Project ID BE-MI2023_10


Co Supervisor 1A School of Biomedical Engineering & Imaging SciencesWebsite

Co Supervisor 1B School of Biomedical Engineering & Imaging SciencesWebsite

Brain conductivity as a biomarker for atypical neurodevelopment 

Background: The brain is inherently an electrically conductive organ, but standard imaging modalities are not well equipped to measure its electrical properties (EPs). This is particularly relevant for studying neurodevelopment – pre-clinical studies show that control of neuronal polarisation and hence conductivity is a crucial step in the emergence of interconnected circuits across the brain and subsequently networks responsible for cognition and behaviour. We have extracted brain EPs from neonatal MRI (Fig. 1 left) and found that average brain conductivity correlates with age (Fig. 1 middle), prematurity (Fig. 1 right) and social and cognitive outcomes at 18 months.

Aim: To develop novel early biomarkers of atypical brain development by mapping MRI-based electrical properties.

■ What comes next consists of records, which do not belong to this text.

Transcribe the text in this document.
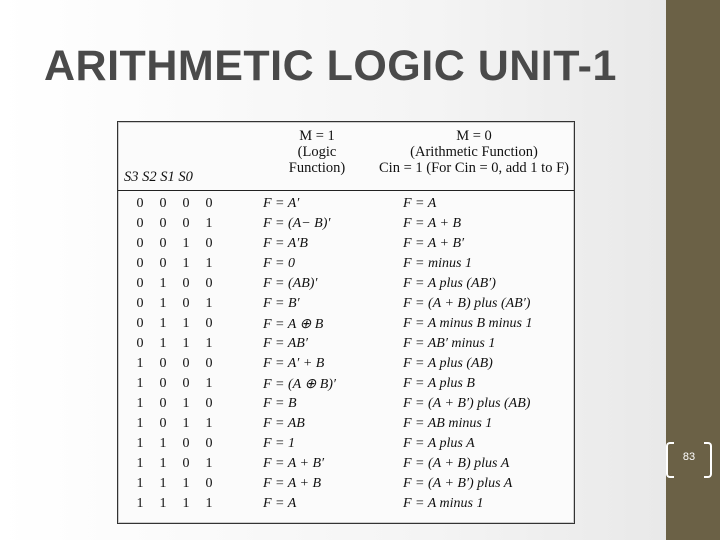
ARITHMETIC LOGIC UNIT-1
S3 S2 S1 S0
M = 1
(Logic
Function)
M = 0
(Arithmetic Function)
Cin = 1 (For Cin = 0, add 1 to F)
0	0	0	0	F = A′	F = A
0	0	0	1	F = (A− B)′	F = A + B
0	0	1	0	F = A′B	F = A + B′
0	0	1	1	F = 0	F = minus 1
0	1	0	0	F = (AB)′	F = A plus (AB′)
0	1	0	1	F = B′	F = (A + B) plus (AB′)
0	1	1	0	F = A ⊕ B	F = A minus B minus 1
0	1	1	1	F = AB′	F = AB′ minus 1
1	0	0	0	F = A′ + B	F = A plus (AB)
1	0	0	1	F = (A ⊕ B)′	F = A plus B
1	0	1	0	F = B	F = (A + B′) plus (AB)
1	0	1	1	F = AB	F = AB minus 1
1	1	0	0	F = 1	F = A plus A
1	1	0	1	F = A + B′	F = (A + B) plus A
1	1	1	0	F = A + B	F = (A + B′) plus A
1	1	1	1	F = A	F = A minus 1
83
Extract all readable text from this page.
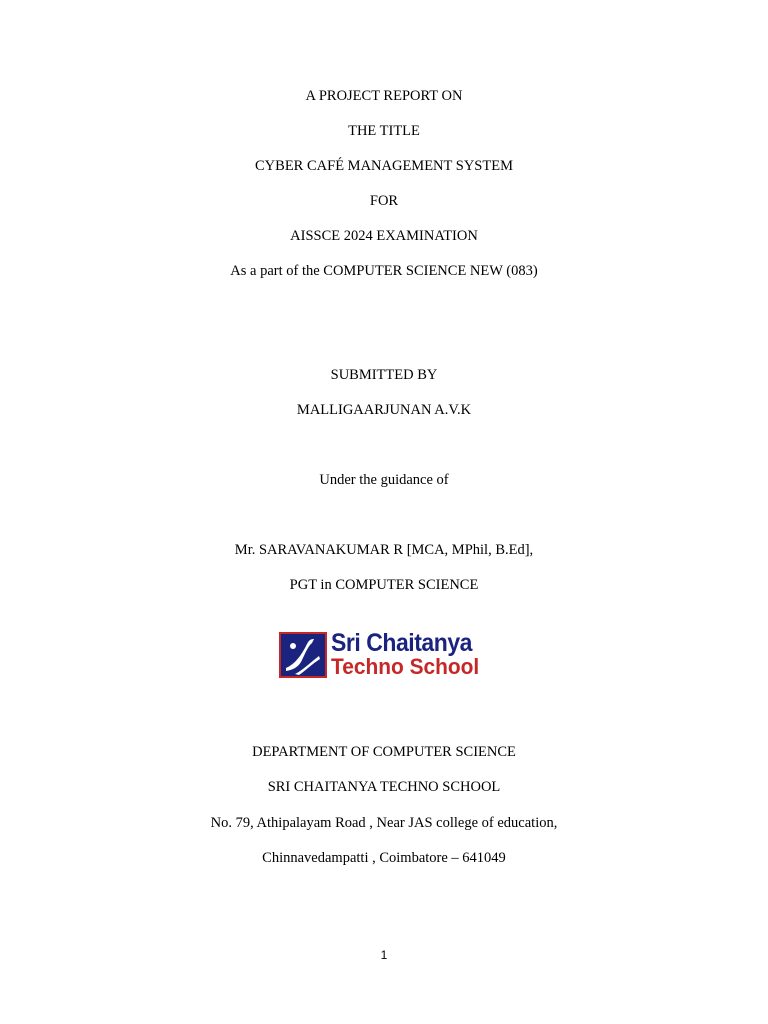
A PROJECT REPORT ON
THE TITLE
CYBER CAFÉ MANAGEMENT SYSTEM
FOR
AISSCE 2024 EXAMINATION
As a part of the COMPUTER SCIENCE NEW (083)
SUBMITTED BY
MALLIGAARJUNAN A.V.K
Under the guidance of
Mr. SARAVANAKUMAR R [MCA, MPhil, B.Ed],
PGT in COMPUTER SCIENCE
Sri Chaitanya
Techno School
DEPARTMENT OF COMPUTER SCIENCE
SRI CHAITANYA TECHNO SCHOOL
No. 79, Athipalayam Road , Near JAS college of education,
Chinnavedampatti , Coimbatore – 641049
1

Workplan: We will explore developing brain EPs using the existing dataset of ~1000 fetal and neonatal MRI with genetics and neurodevelopmental outcomes from the Developing Human Connectome Project.

Rotation project: Create a spatio-temporal atlas of the developing brain and obtain average EP maps across neonatal period. Assess changes of EP due to prematurity at a cohort level.

Year 1: Develop a convolutional-neural-network (CNN) based scheme for simultaneous denoising and calculation of high-resolution EP maps for individual babies.

Year 2: Extend methods to fetal data to explore changes in brain EPs over a large sweep of development.

Year 3: Discover links between local EP in the brain and prematurity, outcomes and genetic markers.

Skills: The project requires computational background and provides training in machine learning methods and MRI data acquisition/analysis.

Representative Publications

Malik, S.J., Hand, J.W., Satnarine, R., Price, A.N., and Hajnal, J. V. (2021). Specific absorption rate and temperature in neonate models resulting from exposure to a 7T head coil. Magn. Reson. Med. 86, 1299–1313.

Multi-Channel 4D Parametrized Atlas of Macro- and Microstructural Neonatal Brain Development. Uus A, Grigorescu I, Pietsch M, Batalle D, Christiaens D, Hughes E, Hutter J, Cordero Grande L, Price AN, Tournier JD, Rutherford MA, Counsell SJ, Hajnal JV, Edwards AD, Deprez M. Frontiers in Neuroscience 15, 2021.